O testemunho de James Rubin em Haia torna-se notícia de “Imprensa Associada”

O testemunho do ex-oficial americano James Rubin, atualmente detido por três horas nas Câmaras Especializadas de Haia, também foi relatado na mídia internacional. A prestigiada agência de notícias “A Associated Press” informou hoje sobre sua apresentação como a primeira testemunha de defesa no julgamento contra o ex-presidente do Kosovo, Hashim Thaci. [...]
O testemunho do ex-oficial americano James Rubin, atualmente detido por três horas nas Câmaras Especializadas de Haia, também foi relatado na mídia internacional.
A prestigiada agência de notícias “A Associated Press” informou hoje sobre sua apresentação como a primeira testemunha de defesa no julgamento contra o ex-presidente do Kosovo, Hashim Thaci.
Em seu artigo, o AP escreve:
O ex- porta-voz do Departamento de Estado dos EUA, James Rubin, testemunhou segunda-feira como a primeira testemunha de defesa de Hashim Thaci, ex-presidente do Kosovo, que é acusado de crimes de guerra e crimes contra a humanidade cometidos durante a guerra de 1998-99 pela independência do seu país da Sérvia.
Thaci está sendo julgado nas Câmaras Especializadas do Kosovo em Haia, juntamente com outros três antigos líderes do Exército de Libertação do Kosovo, que combateram forças sérvias durante a guerra. Eles são amplamente vistos como heróis nacionais em sua terra natal.
Rubin esteve com a ex-secretária de Estado dos EUA, Madeleine Albright, em conversações de paz na França em 1999, e mais tarde participou em negociações sobre o desarmamento do Exército de Libertação do Kosovo. Ele descreveu Thaci como um político “ ” de força, sem poder real.
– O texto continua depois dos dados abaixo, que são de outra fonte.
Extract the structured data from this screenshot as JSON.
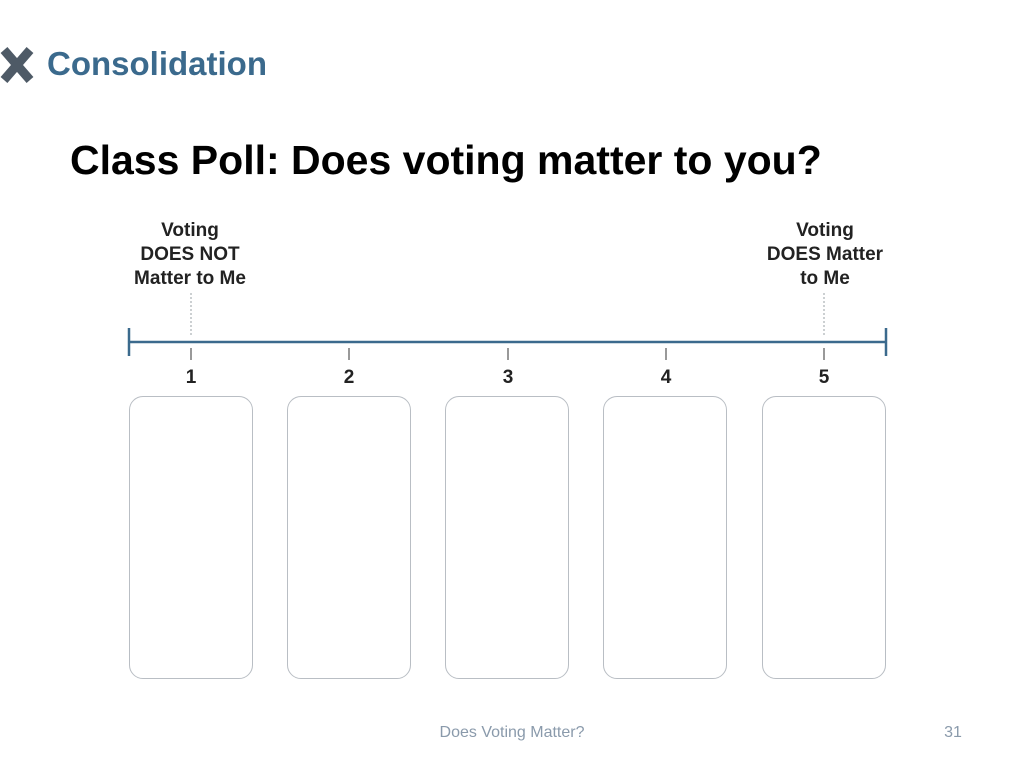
{
  "header": {
    "icon": "x-mark-icon",
    "icon_color": "#4e5a66",
    "section_title": "Consolidation",
    "section_color": "#3b6a8d"
  },
  "slide": {
    "title": "Class Poll: Does voting matter to you?"
  },
  "scale": {
    "left_label": [
      "Voting",
      "DOES NOT",
      "Matter to Me"
    ],
    "right_label": [
      "Voting",
      "DOES Matter",
      "to Me"
    ],
    "ticks": [
      "1",
      "2",
      "3",
      "4",
      "5"
    ],
    "line_color": "#3b6a8d"
  },
  "footer": {
    "text": "Does Voting Matter?",
    "page_number": "31"
  }
}
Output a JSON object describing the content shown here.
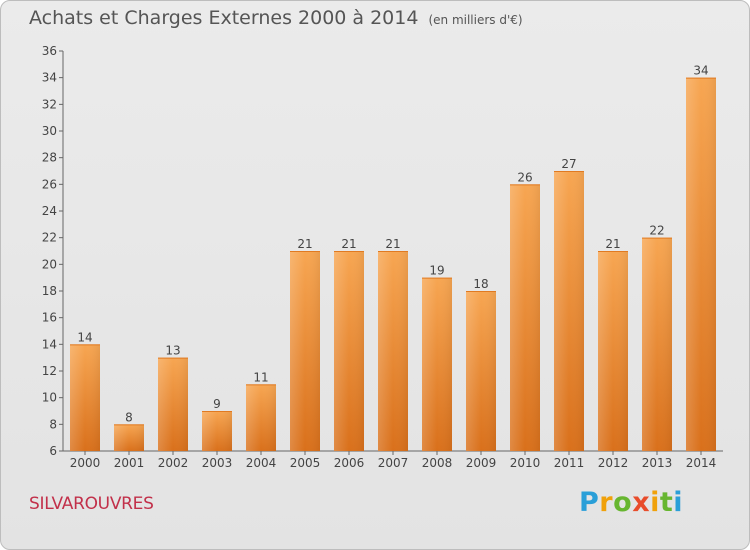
{
  "header": {
    "title": "Achats et Charges Externes 2000 à 2014",
    "subtitle": "(en milliers d'€)"
  },
  "place": "SILVAROUVRES",
  "logo": {
    "text": "Proxiti",
    "colors": [
      "#2a9fd8",
      "#f0a10a",
      "#67b630",
      "#e84c2b"
    ]
  },
  "chart_data": {
    "type": "bar",
    "title": "Achats et Charges Externes 2000 à 2014",
    "subtitle": "(en milliers d'€)",
    "categories": [
      "2000",
      "2001",
      "2002",
      "2003",
      "2004",
      "2005",
      "2006",
      "2007",
      "2008",
      "2009",
      "2010",
      "2011",
      "2012",
      "2013",
      "2014"
    ],
    "values": [
      14,
      8,
      13,
      9,
      11,
      21,
      21,
      21,
      19,
      18,
      26,
      27,
      21,
      22,
      34
    ],
    "ylim": [
      6,
      36
    ],
    "yticks": [
      6,
      8,
      10,
      12,
      14,
      16,
      18,
      20,
      22,
      24,
      26,
      28,
      30,
      32,
      34,
      36
    ],
    "grid": false,
    "bar_color": "#f0953c",
    "xlabel": "",
    "ylabel": ""
  }
}
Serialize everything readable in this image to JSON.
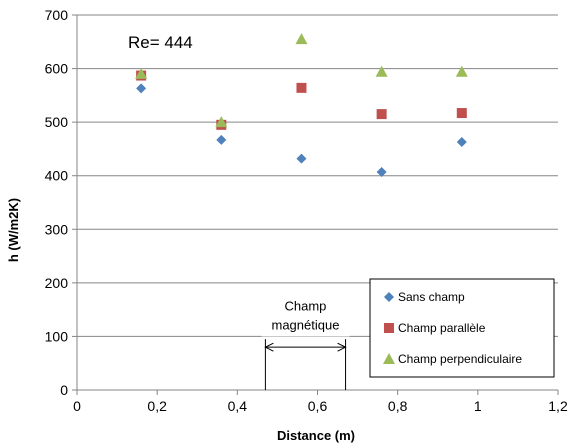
{
  "chart_data": {
    "type": "scatter",
    "xlabel": "Distance (m)",
    "ylabel": "h (W/m2K)",
    "xlim": [
      0,
      1.2
    ],
    "ylim": [
      0,
      700
    ],
    "x_ticks": [
      "0",
      "0,2",
      "0,4",
      "0,6",
      "0,8",
      "1",
      "1,2"
    ],
    "y_ticks": [
      "0",
      "100",
      "200",
      "300",
      "400",
      "500",
      "600",
      "700"
    ],
    "grid": "horizontal",
    "legend_position": "bottom-right",
    "annotations": {
      "re": "Re= 444",
      "field_zone_line1": "Champ",
      "field_zone_line2": "magnétique",
      "field_zone_range": [
        0.47,
        0.67
      ]
    },
    "series": [
      {
        "name": "Sans champ",
        "marker": "diamond",
        "color": "#4f81bd",
        "points": [
          [
            0.16,
            563
          ],
          [
            0.36,
            467
          ],
          [
            0.56,
            432
          ],
          [
            0.76,
            407
          ],
          [
            0.96,
            463
          ]
        ]
      },
      {
        "name": "Champ parallèle",
        "marker": "square",
        "color": "#c0504d",
        "points": [
          [
            0.16,
            587
          ],
          [
            0.36,
            495
          ],
          [
            0.56,
            564
          ],
          [
            0.76,
            515
          ],
          [
            0.96,
            517
          ]
        ]
      },
      {
        "name": "Champ perpendiculaire",
        "marker": "triangle",
        "color": "#9bbb59",
        "points": [
          [
            0.16,
            590
          ],
          [
            0.36,
            500
          ],
          [
            0.56,
            655
          ],
          [
            0.76,
            594
          ],
          [
            0.96,
            594
          ]
        ]
      }
    ]
  }
}
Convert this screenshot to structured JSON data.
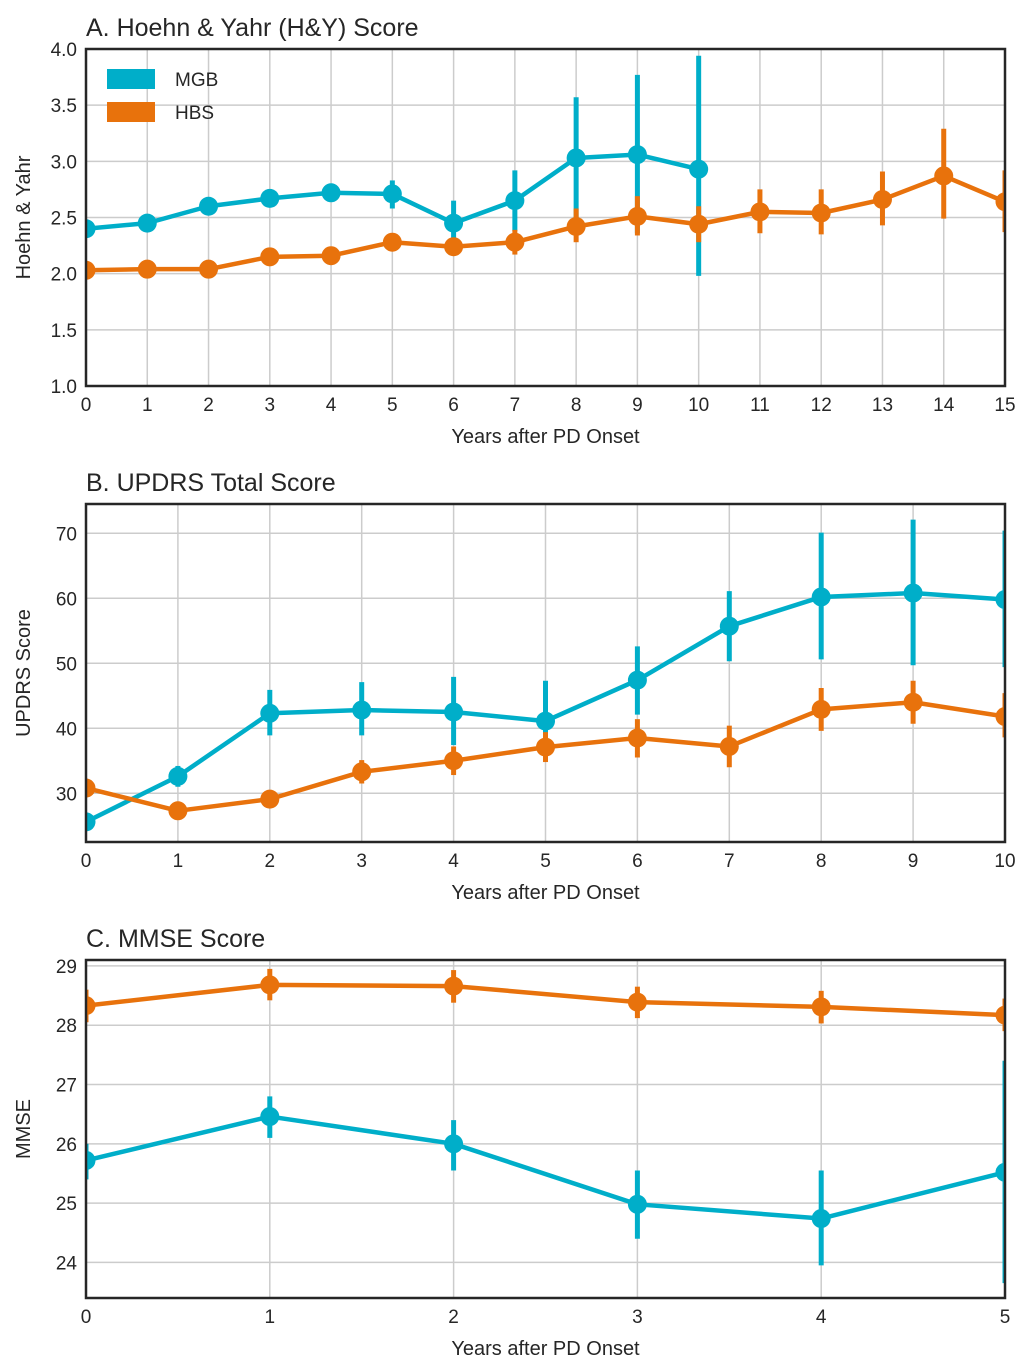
{
  "colors": {
    "MGB": "#00AEC9",
    "HBS": "#E8720C"
  },
  "chart_data": [
    {
      "type": "line",
      "title": "A. Hoehn & Yahr (H&Y) Score",
      "xlabel": "Years after PD Onset",
      "ylabel": "Hoehn & Yahr",
      "xlim": [
        0,
        15
      ],
      "ylim": [
        1.0,
        4.0
      ],
      "xticks": [
        0,
        1,
        2,
        3,
        4,
        5,
        6,
        7,
        8,
        9,
        10,
        11,
        12,
        13,
        14,
        15
      ],
      "yticks": [
        1.0,
        1.5,
        2.0,
        2.5,
        3.0,
        3.5,
        4.0
      ],
      "ytick_labels": [
        "1.0",
        "1.5",
        "2.0",
        "2.5",
        "3.0",
        "3.5",
        "4.0"
      ],
      "grid": true,
      "legend": {
        "location": "top-left",
        "entries": [
          "MGB",
          "HBS"
        ]
      },
      "series": [
        {
          "name": "MGB",
          "x": [
            0,
            1,
            2,
            3,
            4,
            5,
            6,
            7,
            8,
            9,
            10
          ],
          "y": [
            2.4,
            2.45,
            2.6,
            2.67,
            2.72,
            2.71,
            2.45,
            2.65,
            3.03,
            3.06,
            2.93
          ],
          "err_low": [
            2.36,
            2.41,
            2.55,
            2.62,
            2.67,
            2.58,
            2.28,
            2.38,
            2.5,
            2.36,
            1.98
          ],
          "err_high": [
            2.44,
            2.5,
            2.65,
            2.72,
            2.77,
            2.83,
            2.65,
            2.92,
            3.57,
            3.77,
            3.94
          ]
        },
        {
          "name": "HBS",
          "x": [
            0,
            1,
            2,
            3,
            4,
            5,
            6,
            7,
            8,
            9,
            10,
            11,
            12,
            13,
            14,
            15
          ],
          "y": [
            2.03,
            2.04,
            2.04,
            2.15,
            2.16,
            2.28,
            2.24,
            2.28,
            2.42,
            2.51,
            2.44,
            2.55,
            2.54,
            2.66,
            2.87,
            2.64
          ],
          "err_low": [
            2.0,
            2.01,
            2.01,
            2.11,
            2.12,
            2.23,
            2.18,
            2.17,
            2.28,
            2.34,
            2.28,
            2.36,
            2.35,
            2.43,
            2.49,
            2.37
          ],
          "err_high": [
            2.06,
            2.07,
            2.07,
            2.19,
            2.2,
            2.33,
            2.3,
            2.39,
            2.58,
            2.69,
            2.6,
            2.75,
            2.75,
            2.91,
            3.29,
            2.92
          ]
        }
      ]
    },
    {
      "type": "line",
      "title": "B. UPDRS Total Score",
      "xlabel": "Years after PD Onset",
      "ylabel": "UPDRS Score",
      "xlim": [
        0,
        10
      ],
      "ylim": [
        22.5,
        74.5
      ],
      "xticks": [
        0,
        1,
        2,
        3,
        4,
        5,
        6,
        7,
        8,
        9,
        10
      ],
      "yticks": [
        30,
        40,
        50,
        60,
        70
      ],
      "ytick_labels": [
        "30",
        "40",
        "50",
        "60",
        "70"
      ],
      "grid": true,
      "series": [
        {
          "name": "MGB",
          "x": [
            0,
            1,
            2,
            3,
            4,
            5,
            6,
            7,
            8,
            9,
            10
          ],
          "y": [
            25.6,
            32.6,
            42.3,
            42.8,
            42.5,
            41.1,
            47.4,
            55.7,
            60.2,
            60.8,
            59.8
          ],
          "err_low": [
            24.5,
            31.0,
            38.9,
            38.9,
            37.4,
            35.6,
            42.1,
            50.3,
            50.6,
            49.7,
            49.4
          ],
          "err_high": [
            26.7,
            34.2,
            45.9,
            47.1,
            47.9,
            47.3,
            52.6,
            61.1,
            70.1,
            72.1,
            70.4
          ]
        },
        {
          "name": "HBS",
          "x": [
            0,
            1,
            2,
            3,
            4,
            5,
            6,
            7,
            8,
            9,
            10
          ],
          "y": [
            30.8,
            27.3,
            29.1,
            33.3,
            35.0,
            37.1,
            38.5,
            37.2,
            42.9,
            44.0,
            41.8
          ],
          "err_low": [
            29.6,
            26.1,
            27.9,
            31.5,
            32.8,
            34.8,
            35.5,
            34.0,
            39.6,
            40.7,
            38.6
          ],
          "err_high": [
            32.0,
            28.5,
            30.3,
            35.1,
            37.2,
            39.4,
            41.4,
            40.4,
            46.2,
            47.3,
            45.4
          ]
        }
      ]
    },
    {
      "type": "line",
      "title": "C. MMSE Score",
      "xlabel": "Years after PD Onset",
      "ylabel": "MMSE",
      "xlim": [
        0,
        5
      ],
      "ylim": [
        23.4,
        29.1
      ],
      "xticks": [
        0,
        1,
        2,
        3,
        4,
        5
      ],
      "yticks": [
        24,
        25,
        26,
        27,
        28,
        29
      ],
      "ytick_labels": [
        "24",
        "25",
        "26",
        "27",
        "28",
        "29"
      ],
      "grid": true,
      "series": [
        {
          "name": "MGB",
          "x": [
            0,
            1,
            2,
            3,
            4,
            5
          ],
          "y": [
            25.72,
            26.46,
            26.0,
            24.98,
            24.74,
            25.52
          ],
          "err_low": [
            25.4,
            26.1,
            25.55,
            24.4,
            23.95,
            23.65
          ],
          "err_high": [
            26.0,
            26.8,
            26.4,
            25.55,
            25.55,
            27.4
          ]
        },
        {
          "name": "HBS",
          "x": [
            0,
            1,
            2,
            3,
            4,
            5
          ],
          "y": [
            28.33,
            28.68,
            28.66,
            28.39,
            28.31,
            28.17
          ],
          "err_low": [
            28.05,
            28.42,
            28.38,
            28.12,
            28.03,
            27.9
          ],
          "err_high": [
            28.6,
            28.95,
            28.93,
            28.65,
            28.58,
            28.45
          ]
        }
      ]
    }
  ]
}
Ficou claro para mim que ele não estava no comando, disse Ruby antes do tribunal. Ele não tinha conhecimento, habilidades ou autoridade para tomar decisões de qualquer forma.
Thaci subiu ao poder após a guerra, mas demitiu-se do cargo presidencial para defender contra as acusações de Kadri Veselini, Rexhep Selimi e Jakup Krasniqi, incluindo assassinato, perseguição, tortura e desaparecimento forçado.
O julgamento começou em 3 de abril de 2023, com Thaci, conhecido durante a guerra como Gjarprih, que disse aos juízes que ele era inocente. A acusação concluiu o seu caso após a chamada de 125 testemunhas.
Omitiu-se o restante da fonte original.